Los poetas me acusan de deber ser valiente. Las artes, para siempre.

domingo, febrero 25, 2007

Paul Klee - Mondaufgang (1925)

No te entiendo, no comprendo (diría una involucrada) pero esos arranques de locura me confunden. ¡Ojo!, me encantan, pero estoy naufragando, necesito una mano que me saque a flote. Gracias a nosequé (supongo que a mi fuerza interior) hoy no estoy escribiendo con sangre, igual escribir con sangre en este medio tan tan... frío, es imposible estas letras ya sangran por si solas, lloran. No me puedo comunicar con las personas por acá, es más, comienzo a cuestionarme el porque de mis expresiones acá. Esto no comunica, esto me aisla.
A cualquier lector (léase yo, porque que yo recuerde sólo le pase mi Blog a una persona que, por cierto, ya se desligó de esta frialdad) o cualquiera que pulule por ahí: perdón; no le puedo transmitir nada, esto es intangible. No sé porque, pero necesito tenerte acá enfrente mio, la puta que te parió, porque h-a-r-t-a me tenes.

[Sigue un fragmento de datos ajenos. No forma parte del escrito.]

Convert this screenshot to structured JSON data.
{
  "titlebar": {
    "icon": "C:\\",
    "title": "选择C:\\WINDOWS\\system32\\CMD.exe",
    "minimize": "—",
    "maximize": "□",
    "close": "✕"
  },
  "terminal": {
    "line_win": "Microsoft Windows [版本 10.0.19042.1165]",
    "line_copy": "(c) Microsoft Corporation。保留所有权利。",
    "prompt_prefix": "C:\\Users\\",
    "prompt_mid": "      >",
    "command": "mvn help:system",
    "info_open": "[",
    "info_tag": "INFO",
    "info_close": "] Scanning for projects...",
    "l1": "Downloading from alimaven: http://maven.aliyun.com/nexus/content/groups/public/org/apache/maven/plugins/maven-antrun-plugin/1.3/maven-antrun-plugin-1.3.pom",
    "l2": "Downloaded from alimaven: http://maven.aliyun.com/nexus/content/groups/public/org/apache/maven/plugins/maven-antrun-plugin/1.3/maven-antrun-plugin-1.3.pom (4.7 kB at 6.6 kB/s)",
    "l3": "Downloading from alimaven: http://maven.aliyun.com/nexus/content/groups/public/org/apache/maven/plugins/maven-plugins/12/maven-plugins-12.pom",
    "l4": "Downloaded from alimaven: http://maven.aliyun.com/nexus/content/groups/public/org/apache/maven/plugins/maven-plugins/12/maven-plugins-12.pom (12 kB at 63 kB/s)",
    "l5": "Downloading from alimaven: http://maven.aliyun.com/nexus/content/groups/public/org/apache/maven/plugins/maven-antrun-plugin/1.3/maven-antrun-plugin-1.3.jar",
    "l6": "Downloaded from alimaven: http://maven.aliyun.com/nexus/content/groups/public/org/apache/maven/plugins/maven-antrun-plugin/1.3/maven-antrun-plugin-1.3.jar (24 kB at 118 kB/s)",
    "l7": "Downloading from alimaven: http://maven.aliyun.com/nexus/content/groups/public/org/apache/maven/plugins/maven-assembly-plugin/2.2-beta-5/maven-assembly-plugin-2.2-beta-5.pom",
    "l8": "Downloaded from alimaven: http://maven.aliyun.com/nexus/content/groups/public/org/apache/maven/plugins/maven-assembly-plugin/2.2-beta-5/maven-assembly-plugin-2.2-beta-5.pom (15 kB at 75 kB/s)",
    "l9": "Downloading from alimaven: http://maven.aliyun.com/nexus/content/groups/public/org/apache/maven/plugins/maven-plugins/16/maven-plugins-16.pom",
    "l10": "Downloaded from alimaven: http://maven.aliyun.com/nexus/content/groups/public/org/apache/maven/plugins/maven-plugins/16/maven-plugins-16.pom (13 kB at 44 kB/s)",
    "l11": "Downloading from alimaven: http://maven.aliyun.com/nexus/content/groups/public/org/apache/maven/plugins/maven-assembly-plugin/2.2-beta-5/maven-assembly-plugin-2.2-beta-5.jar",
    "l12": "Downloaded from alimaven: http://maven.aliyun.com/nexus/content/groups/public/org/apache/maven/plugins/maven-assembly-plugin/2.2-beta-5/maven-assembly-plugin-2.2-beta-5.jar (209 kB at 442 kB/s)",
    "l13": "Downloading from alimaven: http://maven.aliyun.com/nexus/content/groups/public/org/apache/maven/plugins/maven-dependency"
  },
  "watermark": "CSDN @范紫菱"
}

Me siento un trompo viste (además de que no paro de dar vueltas, que eso ya es un caso aparte) estoy posicionada en un lugar, y no pasan 2 segundos, que me desbarranco y ya me caigo de la mesa, así de fácil, toco un simple desnivel y ya desbarranqué, y eso que ni siquiera porto los colores imponentes de un feliz trompo.
Habrá trompos vacíos? Nosé, pero ahora YA a esta hora, me quiero ir a la plaza a jugar.